Job Market Paper

Technology and the Geography of Industrial Policy

Abstract Industrial policy around the world is increasingly targeting sectors heterogeneously across regions to account for sectoral agglomeration externalities. This paper provides a theoretical framework to study when such spatial targeting is optimal. I demonstrate that the optimal policy across regions depends on the underlying productivity structure: whether agglomeration affects Hicks-neutral (input-neutral) or Harrod-neutral (labor-augmenting) productivity, the two dominant formulations in spatial economics. When productivity is Hicks-neutral , optimal industrial subsidies increase with regional sector size. However, when productivity is Harrod-neutral, the optimal industrial subsidy is a constant ad-valorem wage subsidy across all regions. I apply this framework to manufacturing in England using data on 153 regions, where I estimate the productivity structure and the agglomeration elasticity. In the Hicks-neutral case, place-based policies raise welfare by 5.1% versus 2% for uniform subsidies. In the Harrod-neutral case, uniform subsidies raise welfare by 3.1%, while place-based ones reduce welfare by 0.7%. The estimation reveals predominantly Hicks-neutral technology, supporting place-based over uniform policies for manufacturing in England.

Working Papers

The Economic Geography of Climate Risk with Jordan-Rosenthal Kay and Tom Bearpark

Abstract Projected temperature changes are variable in both their magnitude and geography. This paper studies how nonlinear damages and general equilibrium forces filter this climate risk across time and space. To do so, we build a tractable dynamic spatial model linking countries through trade and migration, and derive analytical first- and second-order welfare approximations that decompose the mean and variance of welfare changes into damage function, trade, and migration components. Using an ensemble of temperature projections from CMIP-6 and an empirically estimated damage function, we show that climate change-induced welfare risk is large. The standard deviation of country-level projected welfare loss across temperature projections is on average over 8% - compared to an average welfare loss of 13% - and is spatially unequal. Climate risk inequality is half as large as global income inequality. We show that spatial linkages reshape not only the level of climate damages, but also the spatial distribution of climate risk: accounting for trade and migration can reduce the standard deviation of welfare changes by up to 40% in low-income, internationally integrated nations that can diversify their exposure to local shocks.

Works in Progress

Federal taxes in a spatial economy

Abstract This paper shows that a uniform federal tax can generate heterogeneous regional effects through its interaction with local economic fundamentals and differences in labor-supply elasticities across regions.

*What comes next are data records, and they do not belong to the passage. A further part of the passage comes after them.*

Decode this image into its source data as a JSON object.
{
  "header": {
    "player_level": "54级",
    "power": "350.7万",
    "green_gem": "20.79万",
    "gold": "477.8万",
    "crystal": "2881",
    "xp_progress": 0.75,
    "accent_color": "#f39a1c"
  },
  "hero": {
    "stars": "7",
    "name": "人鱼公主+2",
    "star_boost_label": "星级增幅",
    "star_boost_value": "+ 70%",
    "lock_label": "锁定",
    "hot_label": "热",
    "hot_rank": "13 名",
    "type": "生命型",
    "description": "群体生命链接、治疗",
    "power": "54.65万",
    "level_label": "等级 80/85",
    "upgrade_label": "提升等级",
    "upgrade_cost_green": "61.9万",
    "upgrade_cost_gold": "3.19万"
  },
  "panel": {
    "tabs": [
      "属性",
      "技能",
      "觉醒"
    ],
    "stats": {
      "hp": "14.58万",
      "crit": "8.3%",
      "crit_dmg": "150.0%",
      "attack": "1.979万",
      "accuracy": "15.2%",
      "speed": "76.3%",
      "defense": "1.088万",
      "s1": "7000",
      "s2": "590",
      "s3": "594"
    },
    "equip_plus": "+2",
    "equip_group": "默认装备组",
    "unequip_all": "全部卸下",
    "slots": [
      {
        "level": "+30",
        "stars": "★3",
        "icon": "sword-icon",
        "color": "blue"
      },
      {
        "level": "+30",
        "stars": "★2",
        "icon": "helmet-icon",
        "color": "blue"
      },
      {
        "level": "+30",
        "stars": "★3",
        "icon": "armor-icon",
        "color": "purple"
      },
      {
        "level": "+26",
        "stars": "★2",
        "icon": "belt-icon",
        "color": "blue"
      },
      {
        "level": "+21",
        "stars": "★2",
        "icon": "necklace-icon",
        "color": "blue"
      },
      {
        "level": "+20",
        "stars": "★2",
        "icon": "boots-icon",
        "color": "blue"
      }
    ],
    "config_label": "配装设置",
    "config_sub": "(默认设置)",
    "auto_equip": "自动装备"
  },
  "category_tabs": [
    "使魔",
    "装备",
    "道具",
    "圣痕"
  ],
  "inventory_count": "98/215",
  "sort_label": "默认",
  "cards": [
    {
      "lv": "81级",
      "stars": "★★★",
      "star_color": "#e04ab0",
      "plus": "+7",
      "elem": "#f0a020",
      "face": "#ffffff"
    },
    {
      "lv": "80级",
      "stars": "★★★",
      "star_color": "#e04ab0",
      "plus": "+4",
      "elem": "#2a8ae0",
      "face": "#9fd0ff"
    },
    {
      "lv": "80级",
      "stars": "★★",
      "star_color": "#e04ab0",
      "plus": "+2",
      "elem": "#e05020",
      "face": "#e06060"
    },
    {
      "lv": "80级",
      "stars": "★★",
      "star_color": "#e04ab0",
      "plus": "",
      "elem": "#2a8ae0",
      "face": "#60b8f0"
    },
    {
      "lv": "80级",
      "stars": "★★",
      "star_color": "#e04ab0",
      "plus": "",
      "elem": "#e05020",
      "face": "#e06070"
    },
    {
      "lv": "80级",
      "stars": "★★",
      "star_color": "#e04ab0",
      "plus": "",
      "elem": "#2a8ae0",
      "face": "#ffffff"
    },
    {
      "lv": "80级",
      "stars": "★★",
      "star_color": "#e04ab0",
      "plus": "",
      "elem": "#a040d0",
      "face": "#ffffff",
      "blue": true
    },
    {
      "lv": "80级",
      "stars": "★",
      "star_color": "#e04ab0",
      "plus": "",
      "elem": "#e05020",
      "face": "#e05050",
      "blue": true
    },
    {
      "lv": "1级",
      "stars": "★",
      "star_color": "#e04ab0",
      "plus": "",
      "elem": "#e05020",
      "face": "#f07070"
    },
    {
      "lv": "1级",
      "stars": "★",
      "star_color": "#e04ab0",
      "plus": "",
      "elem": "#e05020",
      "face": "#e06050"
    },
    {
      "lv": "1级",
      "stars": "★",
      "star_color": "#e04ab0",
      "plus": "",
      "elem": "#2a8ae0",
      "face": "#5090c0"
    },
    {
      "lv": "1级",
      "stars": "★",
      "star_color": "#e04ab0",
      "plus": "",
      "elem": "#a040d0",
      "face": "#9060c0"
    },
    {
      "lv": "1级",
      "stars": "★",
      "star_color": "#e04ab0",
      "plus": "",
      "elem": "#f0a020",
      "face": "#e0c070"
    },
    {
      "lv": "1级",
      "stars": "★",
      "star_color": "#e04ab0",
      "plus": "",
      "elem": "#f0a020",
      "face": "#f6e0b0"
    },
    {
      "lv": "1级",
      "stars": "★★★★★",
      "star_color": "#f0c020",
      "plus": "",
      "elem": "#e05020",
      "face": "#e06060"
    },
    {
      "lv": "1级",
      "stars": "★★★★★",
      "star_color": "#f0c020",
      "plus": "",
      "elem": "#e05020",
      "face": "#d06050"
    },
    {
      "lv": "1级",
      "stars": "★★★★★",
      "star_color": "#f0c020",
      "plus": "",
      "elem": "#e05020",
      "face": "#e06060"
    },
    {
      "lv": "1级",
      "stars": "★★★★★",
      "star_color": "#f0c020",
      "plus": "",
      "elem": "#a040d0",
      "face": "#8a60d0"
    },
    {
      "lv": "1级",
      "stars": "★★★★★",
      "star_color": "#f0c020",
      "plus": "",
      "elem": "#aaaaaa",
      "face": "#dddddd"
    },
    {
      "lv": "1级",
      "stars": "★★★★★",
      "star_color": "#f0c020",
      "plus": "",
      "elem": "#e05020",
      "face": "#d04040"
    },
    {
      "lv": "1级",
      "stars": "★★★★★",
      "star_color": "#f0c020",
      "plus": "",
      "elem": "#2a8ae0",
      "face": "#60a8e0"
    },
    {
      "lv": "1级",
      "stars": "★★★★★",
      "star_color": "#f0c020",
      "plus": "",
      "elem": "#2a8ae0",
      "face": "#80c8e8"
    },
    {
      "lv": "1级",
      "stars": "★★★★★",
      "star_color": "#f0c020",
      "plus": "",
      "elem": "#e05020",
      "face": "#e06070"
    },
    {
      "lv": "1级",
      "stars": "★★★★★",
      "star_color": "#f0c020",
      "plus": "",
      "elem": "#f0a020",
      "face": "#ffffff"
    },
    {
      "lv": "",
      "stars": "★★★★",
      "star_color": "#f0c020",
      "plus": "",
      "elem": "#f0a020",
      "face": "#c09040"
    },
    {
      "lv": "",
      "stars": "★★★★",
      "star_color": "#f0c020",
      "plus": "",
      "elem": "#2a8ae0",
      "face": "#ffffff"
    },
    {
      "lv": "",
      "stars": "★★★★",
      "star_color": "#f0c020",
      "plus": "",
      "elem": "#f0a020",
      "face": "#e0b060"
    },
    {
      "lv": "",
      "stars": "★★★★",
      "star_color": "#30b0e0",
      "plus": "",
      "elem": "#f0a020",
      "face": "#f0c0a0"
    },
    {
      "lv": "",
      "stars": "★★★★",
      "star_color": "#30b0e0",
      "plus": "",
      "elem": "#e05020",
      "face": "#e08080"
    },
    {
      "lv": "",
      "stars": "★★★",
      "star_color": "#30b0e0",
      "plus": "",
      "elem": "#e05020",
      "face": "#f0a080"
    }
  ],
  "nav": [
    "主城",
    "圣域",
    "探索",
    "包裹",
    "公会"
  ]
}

When regions differ in their intensive-margin labor supply responses, a common tax shock induces unequal changes in after-tax wages and welfare, distorting the spatial allocation of workers. I quantify these effects using a structural spatial general-equilibrium model featuring both state and federal taxes, disciplined by estimates of regional labor demand and labor supply elasticities. The model highlights spatial reallocation as an additional channel through which tax policy affects welfare. Following a federal tax cut, aggregate welfare rises by 5.6 % when migration is restricted and by 7.7 % when workers can relocate, reflecting both within-region heterogeneity and cross-region mobility. The results underscore that understanding the true incidence of federal taxation requires accounting for regional heterogeneity in behavioral elasticities and the ensuing spatial adjustments.